The family of Jamel Floyd, a Brooklyn man who died after being pepper sprayed in the borough’s Metropolitan Detention Center (MDC) last year, has just taken legal action.
According to a Wednesday (June 23) report from The New York Post, Floyd’s mother, Donna Mays, has filed a lawsuit against both the federal government and “unnamed BOP staff” for unspecified damages. The suit alleges that “Mr. Floyd’s life was cut abruptly short by correctional officers who subjected Mr. Floyd to excessive force and then stood by while he slowly died.”

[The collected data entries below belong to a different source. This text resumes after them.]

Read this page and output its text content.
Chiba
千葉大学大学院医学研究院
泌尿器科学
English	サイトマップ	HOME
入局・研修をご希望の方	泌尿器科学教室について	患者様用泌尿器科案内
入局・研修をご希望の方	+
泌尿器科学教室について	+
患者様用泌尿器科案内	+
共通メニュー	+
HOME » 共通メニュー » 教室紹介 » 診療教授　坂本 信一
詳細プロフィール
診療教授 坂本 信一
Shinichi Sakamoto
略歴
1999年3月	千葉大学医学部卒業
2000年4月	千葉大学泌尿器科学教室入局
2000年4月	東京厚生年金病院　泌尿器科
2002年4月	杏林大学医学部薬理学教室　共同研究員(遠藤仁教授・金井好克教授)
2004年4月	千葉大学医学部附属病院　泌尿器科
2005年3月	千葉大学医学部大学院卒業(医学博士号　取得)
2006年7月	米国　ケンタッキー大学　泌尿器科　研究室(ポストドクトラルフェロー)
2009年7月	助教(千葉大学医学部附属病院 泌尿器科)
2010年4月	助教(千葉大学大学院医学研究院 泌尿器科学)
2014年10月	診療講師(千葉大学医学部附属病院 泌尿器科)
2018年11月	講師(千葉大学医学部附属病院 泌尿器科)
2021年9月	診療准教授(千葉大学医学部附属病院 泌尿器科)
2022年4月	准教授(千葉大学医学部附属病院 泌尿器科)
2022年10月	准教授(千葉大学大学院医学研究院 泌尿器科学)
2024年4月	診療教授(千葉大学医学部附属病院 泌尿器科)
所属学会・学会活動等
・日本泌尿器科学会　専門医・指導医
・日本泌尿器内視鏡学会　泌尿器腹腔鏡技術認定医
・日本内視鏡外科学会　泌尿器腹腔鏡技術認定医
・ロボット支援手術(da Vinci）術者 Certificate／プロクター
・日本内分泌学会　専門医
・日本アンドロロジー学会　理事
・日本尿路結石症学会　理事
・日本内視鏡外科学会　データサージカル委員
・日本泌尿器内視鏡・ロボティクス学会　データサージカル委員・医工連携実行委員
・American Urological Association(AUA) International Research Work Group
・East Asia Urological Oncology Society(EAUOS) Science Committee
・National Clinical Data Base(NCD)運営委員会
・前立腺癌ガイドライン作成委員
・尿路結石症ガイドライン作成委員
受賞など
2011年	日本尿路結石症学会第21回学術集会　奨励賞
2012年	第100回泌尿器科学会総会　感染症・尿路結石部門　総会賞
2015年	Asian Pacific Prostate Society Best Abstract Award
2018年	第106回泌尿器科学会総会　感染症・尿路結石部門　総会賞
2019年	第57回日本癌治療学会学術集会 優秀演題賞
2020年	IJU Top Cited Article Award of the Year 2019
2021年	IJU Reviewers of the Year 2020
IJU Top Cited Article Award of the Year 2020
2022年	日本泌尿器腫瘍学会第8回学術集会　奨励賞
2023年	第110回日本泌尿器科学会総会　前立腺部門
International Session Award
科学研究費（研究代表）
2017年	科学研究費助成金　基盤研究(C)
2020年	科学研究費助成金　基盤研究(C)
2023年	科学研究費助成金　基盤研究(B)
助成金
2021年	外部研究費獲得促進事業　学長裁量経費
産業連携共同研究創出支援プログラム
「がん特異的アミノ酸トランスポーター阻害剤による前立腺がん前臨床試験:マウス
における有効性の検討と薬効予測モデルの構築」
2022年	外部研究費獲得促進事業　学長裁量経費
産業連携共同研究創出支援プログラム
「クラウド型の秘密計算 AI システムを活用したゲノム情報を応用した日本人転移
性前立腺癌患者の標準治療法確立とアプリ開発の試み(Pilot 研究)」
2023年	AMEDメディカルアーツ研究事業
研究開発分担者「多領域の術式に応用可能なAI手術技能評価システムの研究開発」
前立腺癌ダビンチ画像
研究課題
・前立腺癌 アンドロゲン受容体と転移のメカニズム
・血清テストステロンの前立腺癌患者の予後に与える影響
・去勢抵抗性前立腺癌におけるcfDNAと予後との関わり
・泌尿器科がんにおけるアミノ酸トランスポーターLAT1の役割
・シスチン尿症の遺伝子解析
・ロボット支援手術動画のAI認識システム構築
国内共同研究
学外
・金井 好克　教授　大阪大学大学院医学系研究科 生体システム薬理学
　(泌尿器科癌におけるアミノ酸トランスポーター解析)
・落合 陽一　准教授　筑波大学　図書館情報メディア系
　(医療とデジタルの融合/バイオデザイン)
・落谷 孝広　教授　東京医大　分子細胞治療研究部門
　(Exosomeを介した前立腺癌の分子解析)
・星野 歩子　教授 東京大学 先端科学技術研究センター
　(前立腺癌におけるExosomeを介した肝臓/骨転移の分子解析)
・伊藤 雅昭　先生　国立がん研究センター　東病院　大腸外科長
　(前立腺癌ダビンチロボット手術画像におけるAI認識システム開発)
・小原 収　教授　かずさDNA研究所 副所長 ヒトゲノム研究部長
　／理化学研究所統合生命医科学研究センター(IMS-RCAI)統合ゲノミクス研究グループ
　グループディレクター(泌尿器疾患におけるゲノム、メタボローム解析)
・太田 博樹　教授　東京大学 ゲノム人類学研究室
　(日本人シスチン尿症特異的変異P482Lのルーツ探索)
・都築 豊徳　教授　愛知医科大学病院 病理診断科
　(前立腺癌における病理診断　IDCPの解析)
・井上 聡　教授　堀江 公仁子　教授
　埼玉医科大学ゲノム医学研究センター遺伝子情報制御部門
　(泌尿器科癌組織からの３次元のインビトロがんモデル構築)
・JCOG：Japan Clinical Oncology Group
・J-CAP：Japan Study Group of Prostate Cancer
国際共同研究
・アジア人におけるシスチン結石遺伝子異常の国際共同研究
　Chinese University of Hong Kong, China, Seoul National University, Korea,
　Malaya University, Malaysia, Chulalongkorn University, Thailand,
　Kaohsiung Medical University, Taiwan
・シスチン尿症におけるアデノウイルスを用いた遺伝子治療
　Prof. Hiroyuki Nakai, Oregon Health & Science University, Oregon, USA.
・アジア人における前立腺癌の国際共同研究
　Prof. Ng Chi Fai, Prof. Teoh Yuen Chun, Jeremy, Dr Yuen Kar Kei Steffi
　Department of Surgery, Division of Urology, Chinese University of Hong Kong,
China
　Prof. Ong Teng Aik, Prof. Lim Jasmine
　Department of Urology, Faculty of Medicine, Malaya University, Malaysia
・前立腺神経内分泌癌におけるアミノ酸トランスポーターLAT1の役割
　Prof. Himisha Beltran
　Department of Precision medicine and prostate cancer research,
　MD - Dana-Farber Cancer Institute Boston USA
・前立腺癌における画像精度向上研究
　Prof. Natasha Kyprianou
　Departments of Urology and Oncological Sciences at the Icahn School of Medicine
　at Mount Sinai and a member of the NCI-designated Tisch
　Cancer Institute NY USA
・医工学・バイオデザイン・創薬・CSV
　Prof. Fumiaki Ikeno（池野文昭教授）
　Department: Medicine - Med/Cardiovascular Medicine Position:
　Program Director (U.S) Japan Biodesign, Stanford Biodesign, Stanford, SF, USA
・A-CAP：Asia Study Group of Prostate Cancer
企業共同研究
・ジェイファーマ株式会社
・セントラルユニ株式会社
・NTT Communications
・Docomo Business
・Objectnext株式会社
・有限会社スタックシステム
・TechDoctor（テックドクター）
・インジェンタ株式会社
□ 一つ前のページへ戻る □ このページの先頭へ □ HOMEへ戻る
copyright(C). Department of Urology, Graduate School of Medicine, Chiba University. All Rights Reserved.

The suit says that, on May 30, 2020 Floyd, who had been sent to MDC after being convicted on a burglary charge, had been put into solitary confinement after being beaten by prison guards the day before. Floyd reportedly suffered from schizophrenia, high blood pressure and asthma and had to take medication for each condition.
On June 3, 2020, the suit says, Floyd, who had been studying to get a commercial driver’s license and planned to start a trucking company along with his brother, began suffering from “a severe mental health or medical crisis” and began asking for medical help only to be ignored. According to the suit, Floyd told guards that “I can’t breathe” and “Someone is trying to kill me,” and asked the guards if they were ignoring him for personal reasons.
The documents claim that “at least” one guard told Floyd to be quiet and that there was nothing wrong with. From there, the files allege, a prison psychologist spoke with Floyd momentarily, but no record of it was recorded.
In an effort to get attention, Floyd then broke his sink and knocked a hole in his cell window before 20 officers equipped with riot shields and more arrived at the scene. Once they were there, Floyd reportedly said: “My chest is hurting and y’all are not listening.”
The suit alleges that from there, guards sprayed “several canisters” of pepper spray into the cell, which led Floyd to “coughing, gagging and choking” before falling to the floor. The file claims that the guards, some of whom vomited as a result of the pepper spray, acted with “excessive force,” and that the pepper spray caused Floyd “to experience a life-threatening abnormal hearth rhythm.”
Eventually, prison officials tried to revive Floyd, who was strapped to a chair, but by then he had already died.